As someone who writes for a living, I often find myself turning to a dictionary or thesaurus for a little bit of help. And now, whenever I’m searching for a word that’s a bit more…out of the ordinary…I have the perfect place to look.
In June, a Roald Dahl dictionary was published, compiled by lexicographer Dr Susan Rennie and showcasing Dahl’s inventive use of language with words like ‘wondercrump’ (wonderful) and ‘biffsquiggled’ (puzzled) now available in all their scrumdiddlyumptious glory for everyone to enjoy. The official name for the language is ‘Gobblefunk’, and it is made up of over 500 unique words including humplecrimp, crodsquinkled and sogmire – the meanings of which I will leave you to ponder.
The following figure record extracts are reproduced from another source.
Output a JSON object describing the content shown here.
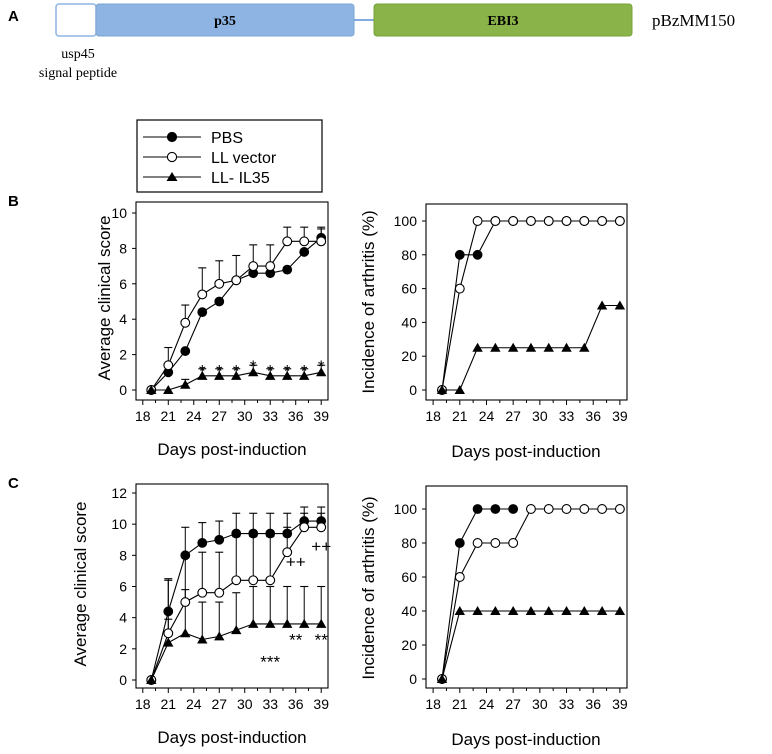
{
  "panel_labels": {
    "a": "A",
    "b": "B",
    "c": "C"
  },
  "construct": {
    "p35_label": "p35",
    "ebi3_label": "EBI3",
    "plasmid_name": "pBzMM150",
    "signal_line1": "usp45",
    "signal_line2": "signal peptide",
    "colors": {
      "signal": "#ffffff",
      "p35": "#8eb4e3",
      "ebi3": "#8ab449",
      "linker": "#5b8fd6"
    }
  },
  "legend": {
    "items": [
      {
        "label": "PBS",
        "marker": "filled-circle"
      },
      {
        "label": "LL vector",
        "marker": "open-circle"
      },
      {
        "label": "LL- IL35",
        "marker": "filled-triangle"
      }
    ]
  },
  "chart_data": [
    {
      "id": "B-score",
      "type": "line",
      "xlabel": "Days post-induction",
      "ylabel": "Average clinical score",
      "ylim": [
        0,
        10
      ],
      "yticks": [
        0,
        2,
        4,
        6,
        8,
        10
      ],
      "xticks": [
        18,
        21,
        24,
        27,
        30,
        33,
        36,
        39
      ],
      "xlim": [
        17.2,
        39.8
      ],
      "series": [
        {
          "name": "PBS",
          "marker": "filled-circle",
          "x": [
            19,
            21,
            23,
            25,
            27,
            29,
            31,
            33,
            35,
            37,
            39
          ],
          "y": [
            0,
            1.0,
            2.2,
            4.4,
            5.0,
            6.2,
            6.6,
            6.6,
            6.8,
            7.8,
            8.6
          ],
          "err": [
            0,
            0,
            0,
            0,
            0,
            0,
            0,
            0,
            0,
            0,
            0.5
          ]
        },
        {
          "name": "LL vector",
          "marker": "open-circle",
          "x": [
            19,
            21,
            23,
            25,
            27,
            29,
            31,
            33,
            35,
            37,
            39
          ],
          "y": [
            0,
            1.4,
            3.8,
            5.4,
            6.0,
            6.2,
            7.0,
            7.0,
            8.4,
            8.4,
            8.4
          ],
          "err": [
            0,
            1.0,
            1.0,
            1.5,
            1.3,
            1.4,
            1.2,
            1.2,
            0.8,
            0.8,
            0.8
          ]
        },
        {
          "name": "LL- IL35",
          "marker": "filled-triangle",
          "x": [
            19,
            21,
            23,
            25,
            27,
            29,
            31,
            33,
            35,
            37,
            39
          ],
          "y": [
            0,
            0,
            0.3,
            0.8,
            0.8,
            0.8,
            1.0,
            0.8,
            0.8,
            0.8,
            1.0
          ],
          "err": [
            0,
            0,
            0.3,
            0.4,
            0.4,
            0.4,
            0.4,
            0.4,
            0.4,
            0.4,
            0.4
          ]
        }
      ],
      "annotations": [
        {
          "text": "*",
          "x": 25,
          "y": 1.1
        },
        {
          "text": "*",
          "x": 27,
          "y": 1.1
        },
        {
          "text": "*",
          "x": 29,
          "y": 1.1
        },
        {
          "text": "*",
          "x": 31,
          "y": 1.35
        },
        {
          "text": "*",
          "x": 33,
          "y": 1.1
        },
        {
          "text": "*",
          "x": 35,
          "y": 1.1
        },
        {
          "text": "*",
          "x": 37,
          "y": 1.1
        },
        {
          "text": "*",
          "x": 39,
          "y": 1.35
        }
      ]
    },
    {
      "id": "B-incidence",
      "type": "line",
      "xlabel": "Days post-induction",
      "ylabel": "Incidence of arthritis (%)",
      "ylim": [
        0,
        100
      ],
      "yticks": [
        0,
        20,
        40,
        60,
        80,
        100
      ],
      "xticks": [
        18,
        21,
        24,
        27,
        30,
        33,
        36,
        39
      ],
      "xlim": [
        17.2,
        39.8
      ],
      "series": [
        {
          "name": "PBS",
          "marker": "filled-circle",
          "x": [
            19,
            21,
            23,
            25,
            27,
            29,
            31,
            33,
            35,
            37,
            39
          ],
          "y": [
            0,
            80,
            80,
            100,
            100,
            100,
            100,
            100,
            100,
            100,
            100
          ]
        },
        {
          "name": "LL vector",
          "marker": "open-circle",
          "x": [
            19,
            21,
            23,
            25,
            27,
            29,
            31,
            33,
            35,
            37,
            39
          ],
          "y": [
            0,
            60,
            100,
            100,
            100,
            100,
            100,
            100,
            100,
            100,
            100
          ]
        },
        {
          "name": "LL- IL35",
          "marker": "filled-triangle",
          "x": [
            19,
            21,
            23,
            25,
            27,
            29,
            31,
            33,
            35,
            37,
            39
          ],
          "y": [
            0,
            0,
            25,
            25,
            25,
            25,
            25,
            25,
            25,
            50,
            50
          ]
        }
      ],
      "annotations": []
    },
    {
      "id": "C-score",
      "type": "line",
      "xlabel": "Days post-induction",
      "ylabel": "Average clinical score",
      "ylim": [
        0,
        12
      ],
      "yticks": [
        0,
        2,
        4,
        6,
        8,
        10,
        12
      ],
      "xticks": [
        18,
        21,
        24,
        27,
        30,
        33,
        36,
        39
      ],
      "xlim": [
        17.2,
        39.8
      ],
      "series": [
        {
          "name": "PBS",
          "marker": "filled-circle",
          "x": [
            19,
            21,
            23,
            25,
            27,
            29,
            31,
            33,
            35,
            37,
            39
          ],
          "y": [
            0,
            4.4,
            8.0,
            8.8,
            9.0,
            9.4,
            9.4,
            9.4,
            9.4,
            10.2,
            10.2
          ],
          "err": [
            0,
            2.0,
            1.8,
            1.3,
            1.2,
            1.3,
            1.3,
            1.3,
            1.3,
            0.9,
            0.9
          ]
        },
        {
          "name": "LL vector",
          "marker": "open-circle",
          "x": [
            19,
            21,
            23,
            25,
            27,
            29,
            31,
            33,
            35,
            37,
            39
          ],
          "y": [
            0,
            3.0,
            5.0,
            5.6,
            5.6,
            6.4,
            6.4,
            6.4,
            8.2,
            9.8,
            9.8
          ],
          "err": [
            0,
            3.5,
            3.0,
            2.6,
            2.6,
            2.8,
            2.8,
            2.8,
            1.6,
            0.9,
            0.9
          ]
        },
        {
          "name": "LL- IL35",
          "marker": "filled-triangle",
          "x": [
            19,
            21,
            23,
            25,
            27,
            29,
            31,
            33,
            35,
            37,
            39
          ],
          "y": [
            0,
            2.4,
            3.0,
            2.6,
            2.8,
            3.2,
            3.6,
            3.6,
            3.6,
            3.6,
            3.6
          ],
          "err": [
            0,
            1.5,
            2.8,
            2.4,
            2.2,
            2.4,
            2.4,
            2.4,
            2.4,
            2.4,
            2.4
          ]
        }
      ],
      "annotations": [
        {
          "text": "++",
          "x": 36,
          "y": 7.6
        },
        {
          "text": "++",
          "x": 39,
          "y": 8.6
        },
        {
          "text": "**",
          "x": 36,
          "y": 2.6
        },
        {
          "text": "**",
          "x": 39,
          "y": 2.6
        },
        {
          "text": "***",
          "x": 33,
          "y": 1.2
        }
      ]
    },
    {
      "id": "C-incidence",
      "type": "line",
      "xlabel": "Days post-induction",
      "ylabel": "Incidence of arthritis (%)",
      "ylim": [
        0,
        100
      ],
      "yticks": [
        0,
        20,
        40,
        60,
        80,
        100
      ],
      "xticks": [
        18,
        21,
        24,
        27,
        30,
        33,
        36,
        39
      ],
      "xlim": [
        17.2,
        39.8
      ],
      "series": [
        {
          "name": "PBS",
          "marker": "filled-circle",
          "x": [
            19,
            21,
            23,
            25,
            27
          ],
          "y": [
            0,
            80,
            100,
            100,
            100
          ]
        },
        {
          "name": "LL vector",
          "marker": "open-circle",
          "x": [
            19,
            21,
            23,
            25,
            27,
            29,
            31,
            33,
            35,
            37,
            39
          ],
          "y": [
            0,
            60,
            80,
            80,
            80,
            100,
            100,
            100,
            100,
            100,
            100
          ]
        },
        {
          "name": "LL- IL35",
          "marker": "filled-triangle",
          "x": [
            19,
            21,
            23,
            25,
            27,
            29,
            31,
            33,
            35,
            37,
            39
          ],
          "y": [
            0,
            40,
            40,
            40,
            40,
            40,
            40,
            40,
            40,
            40,
            40
          ]
        }
      ],
      "annotations": []
    }
  ]
}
Dahl’s distinctive and acrobatic vocabulary is a pleasing concoction of lexical tricks that make word nerds like me giddy with delight; onomatopoeia, infixation, malapropisms, alliteration, and a glut of spectacular spoonerisms – a device where the first letters of two words are mixed up in a way that tickles your bunny phone…I mean, funny bone.
Roald Dahl died in 1990, and yet his unique brand of playful, surreal writing endures in popularity to this day. As a child, I voraciously devoured his novels, working my way through Charlie and the Chocolate Factory, The BFG, Matilda, George’s Marvellous Medicine and James and the Giant Peach, among others. Every story was crammed with fanciful descriptions of grotesque characters, elaborate food and drink and mythical creatures like Vermicious Knids, which as a child with an over-active imagination and penchant for the macabre I found irresistible. I remember reading Fantastic Mr Fox at school and secretly rooting for the vulpine protagonist despite his nefarious behaviour. I always was a bit of a morbid child.
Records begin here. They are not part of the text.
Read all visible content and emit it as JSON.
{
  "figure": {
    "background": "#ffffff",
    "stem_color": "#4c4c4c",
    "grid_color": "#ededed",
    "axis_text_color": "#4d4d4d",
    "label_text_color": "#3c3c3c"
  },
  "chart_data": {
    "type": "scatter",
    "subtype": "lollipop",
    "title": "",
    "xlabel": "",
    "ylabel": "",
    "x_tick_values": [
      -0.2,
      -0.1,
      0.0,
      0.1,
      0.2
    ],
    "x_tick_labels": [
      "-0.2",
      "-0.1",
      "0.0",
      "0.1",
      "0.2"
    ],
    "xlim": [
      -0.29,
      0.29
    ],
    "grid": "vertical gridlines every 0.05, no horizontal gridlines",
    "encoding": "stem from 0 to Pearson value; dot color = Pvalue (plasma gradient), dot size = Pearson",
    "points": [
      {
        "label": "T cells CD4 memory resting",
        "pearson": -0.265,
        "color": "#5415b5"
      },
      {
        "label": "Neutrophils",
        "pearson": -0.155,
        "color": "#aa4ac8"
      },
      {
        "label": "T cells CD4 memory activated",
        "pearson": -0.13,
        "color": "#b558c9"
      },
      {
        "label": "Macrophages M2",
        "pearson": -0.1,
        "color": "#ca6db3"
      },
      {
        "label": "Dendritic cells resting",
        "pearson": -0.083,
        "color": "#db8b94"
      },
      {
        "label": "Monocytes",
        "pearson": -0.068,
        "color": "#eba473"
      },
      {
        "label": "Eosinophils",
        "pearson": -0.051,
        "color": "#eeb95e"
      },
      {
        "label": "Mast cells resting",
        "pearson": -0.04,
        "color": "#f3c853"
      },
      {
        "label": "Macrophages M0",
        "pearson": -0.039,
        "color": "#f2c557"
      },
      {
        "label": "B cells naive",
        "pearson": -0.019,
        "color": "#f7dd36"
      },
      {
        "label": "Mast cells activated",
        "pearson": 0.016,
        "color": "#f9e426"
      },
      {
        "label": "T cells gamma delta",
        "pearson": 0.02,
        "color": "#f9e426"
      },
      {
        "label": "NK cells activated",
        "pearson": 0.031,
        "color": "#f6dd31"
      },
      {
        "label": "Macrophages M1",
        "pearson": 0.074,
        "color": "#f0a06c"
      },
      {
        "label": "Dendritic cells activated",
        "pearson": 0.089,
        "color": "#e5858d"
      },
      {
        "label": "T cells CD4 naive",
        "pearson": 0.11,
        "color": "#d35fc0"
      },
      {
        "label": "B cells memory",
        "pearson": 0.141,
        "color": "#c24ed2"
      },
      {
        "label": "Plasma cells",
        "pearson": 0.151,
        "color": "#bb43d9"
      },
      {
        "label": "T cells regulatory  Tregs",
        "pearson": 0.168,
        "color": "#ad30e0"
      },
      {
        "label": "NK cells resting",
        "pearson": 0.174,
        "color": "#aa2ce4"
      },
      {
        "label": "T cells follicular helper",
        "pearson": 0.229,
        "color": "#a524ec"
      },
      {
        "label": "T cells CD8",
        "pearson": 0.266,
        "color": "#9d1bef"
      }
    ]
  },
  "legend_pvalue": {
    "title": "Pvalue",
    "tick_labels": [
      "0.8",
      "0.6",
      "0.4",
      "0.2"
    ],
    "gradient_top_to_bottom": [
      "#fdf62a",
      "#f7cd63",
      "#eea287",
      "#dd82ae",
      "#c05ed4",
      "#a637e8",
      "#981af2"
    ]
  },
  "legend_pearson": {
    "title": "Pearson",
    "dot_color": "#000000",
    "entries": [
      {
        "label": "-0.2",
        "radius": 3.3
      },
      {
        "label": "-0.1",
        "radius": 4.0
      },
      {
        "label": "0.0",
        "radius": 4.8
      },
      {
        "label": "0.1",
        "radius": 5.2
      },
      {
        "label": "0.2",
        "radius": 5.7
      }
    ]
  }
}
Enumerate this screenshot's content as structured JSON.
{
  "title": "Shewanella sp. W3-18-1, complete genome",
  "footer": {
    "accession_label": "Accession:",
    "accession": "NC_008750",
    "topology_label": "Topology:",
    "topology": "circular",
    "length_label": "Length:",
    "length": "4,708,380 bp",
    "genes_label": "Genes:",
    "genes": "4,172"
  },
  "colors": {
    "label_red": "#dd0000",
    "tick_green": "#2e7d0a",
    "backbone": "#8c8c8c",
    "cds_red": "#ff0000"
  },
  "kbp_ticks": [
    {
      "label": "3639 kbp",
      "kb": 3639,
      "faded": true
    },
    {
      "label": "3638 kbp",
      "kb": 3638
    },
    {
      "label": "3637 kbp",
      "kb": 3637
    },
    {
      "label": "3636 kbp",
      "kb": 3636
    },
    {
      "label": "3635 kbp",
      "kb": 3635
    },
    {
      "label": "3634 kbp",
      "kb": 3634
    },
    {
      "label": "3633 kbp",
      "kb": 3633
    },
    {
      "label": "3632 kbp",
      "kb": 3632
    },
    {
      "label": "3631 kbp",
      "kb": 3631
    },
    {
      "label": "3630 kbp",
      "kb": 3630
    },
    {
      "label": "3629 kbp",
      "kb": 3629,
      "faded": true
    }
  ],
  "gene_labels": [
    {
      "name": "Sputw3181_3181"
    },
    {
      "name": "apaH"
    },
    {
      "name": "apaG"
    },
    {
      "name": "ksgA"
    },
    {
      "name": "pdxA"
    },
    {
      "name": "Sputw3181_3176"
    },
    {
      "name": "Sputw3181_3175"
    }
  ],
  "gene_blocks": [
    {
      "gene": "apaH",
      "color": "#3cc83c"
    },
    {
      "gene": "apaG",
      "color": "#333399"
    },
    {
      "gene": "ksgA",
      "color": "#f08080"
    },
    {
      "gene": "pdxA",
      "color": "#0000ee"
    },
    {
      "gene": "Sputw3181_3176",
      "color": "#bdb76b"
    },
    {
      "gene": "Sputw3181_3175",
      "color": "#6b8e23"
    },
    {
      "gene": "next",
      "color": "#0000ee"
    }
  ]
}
Accompanied by Quentin Blake’s unmistakable illustrations – a satisfying mix of sweet and gruesome that worked perfectly with Dahl’s anarchic narratives – stories like The Twits and The Witches perfectly bridge the gap between children’s and adult literature to create something that all generations can enjoy together. And despite Dahl’s first children’s book – The Gremlins – being published over seven decades ago, his stories continue to inspire new interpretations. The multiple-award winning West End musical adaptation of Matilda (with music and lyrics from the equally irreverent Tim Minchin), plus this summer’s box office blockbuster version of The BFG, prove that imagination, fun and a clever wit never go out of style, no matter what age you are.
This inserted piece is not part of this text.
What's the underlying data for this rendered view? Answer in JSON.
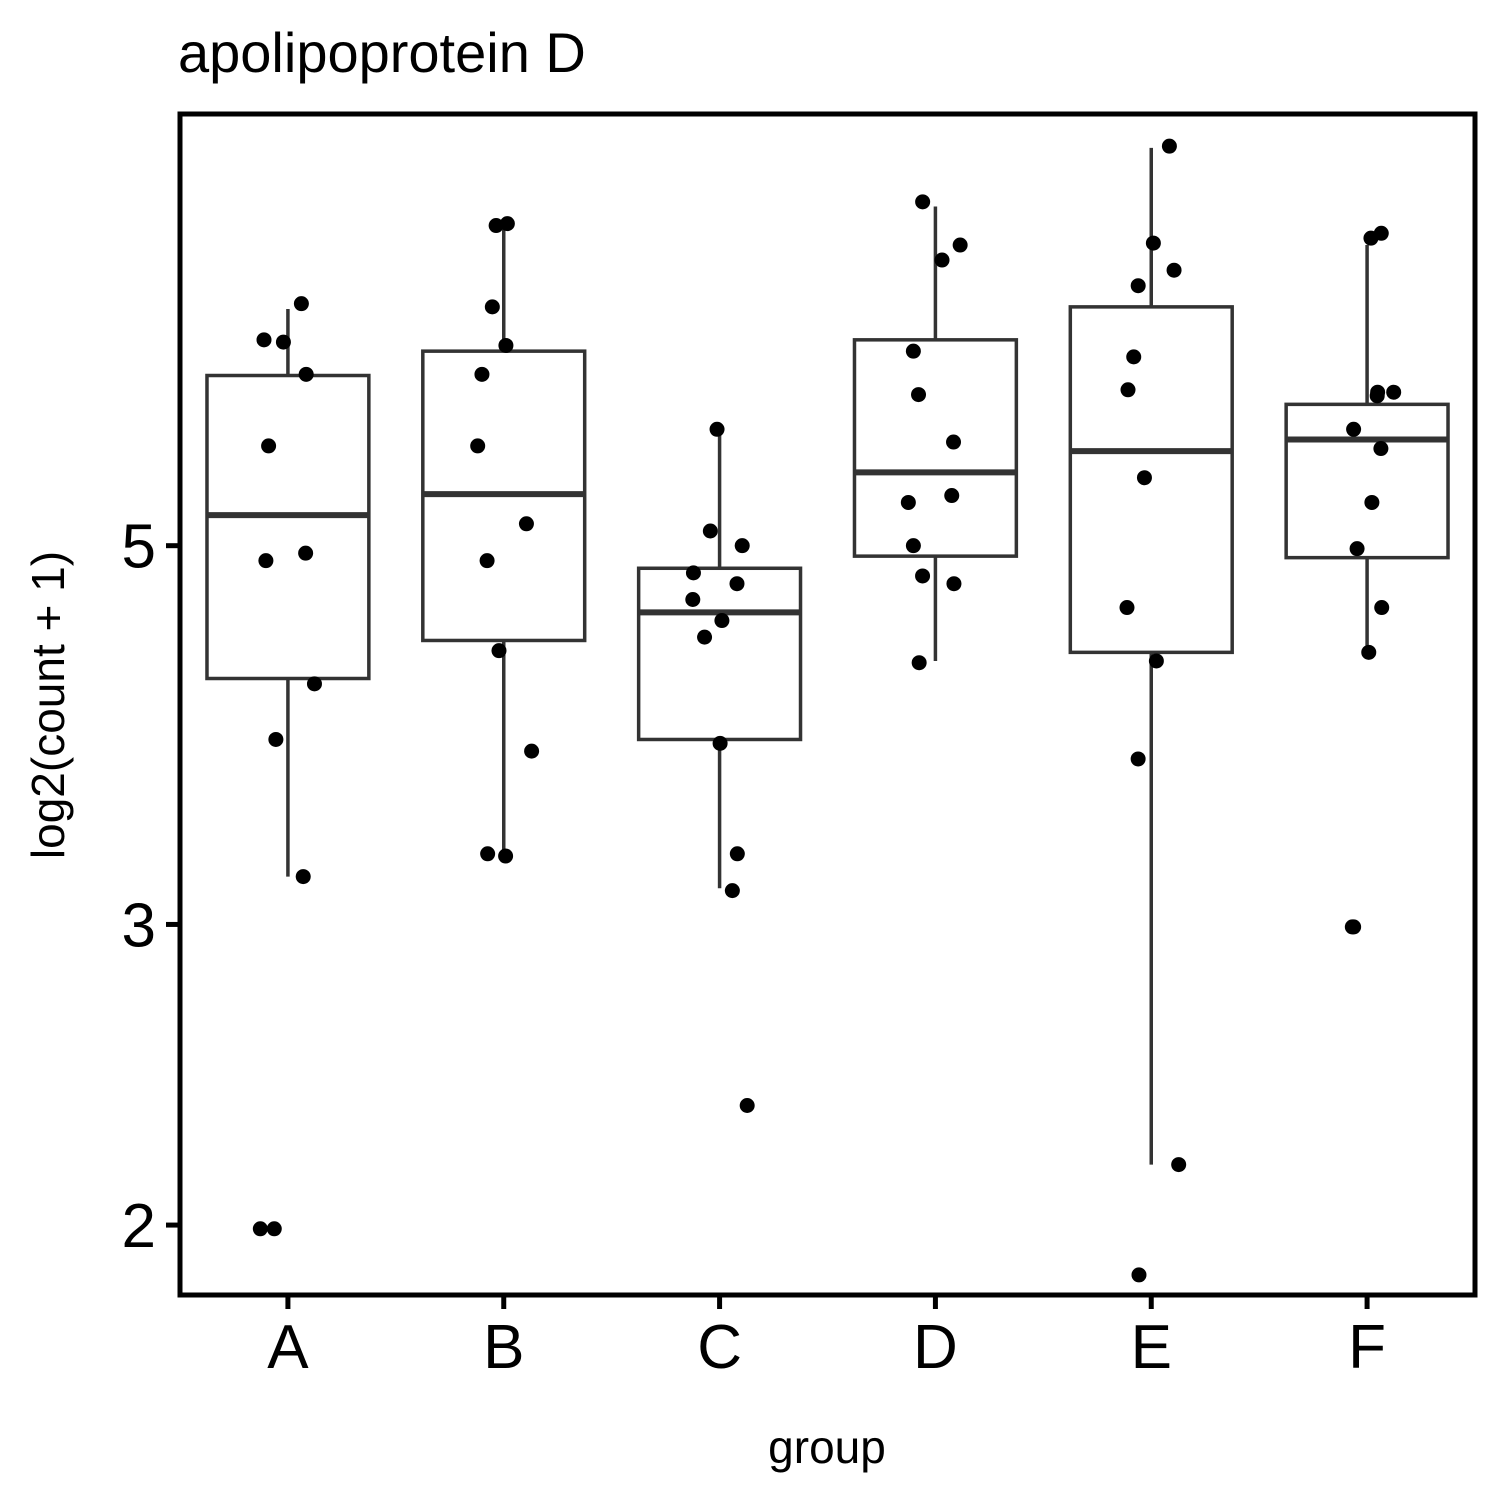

If the Oxford English Dictionary is looking for a contender for its annual ‘word of the year’ – an honour which was recently besmirched by the addition of an emoji, as I bemoaned in a previous post – I, for one, would be delighted to see one of Dahl’s swashboggling creations officially added to the English language. I shall wait with bated breath.
Now, all this writing as made me thirsty so, if you’ll excuse me, I’m off for a lickswishy bottle of Frobscottle.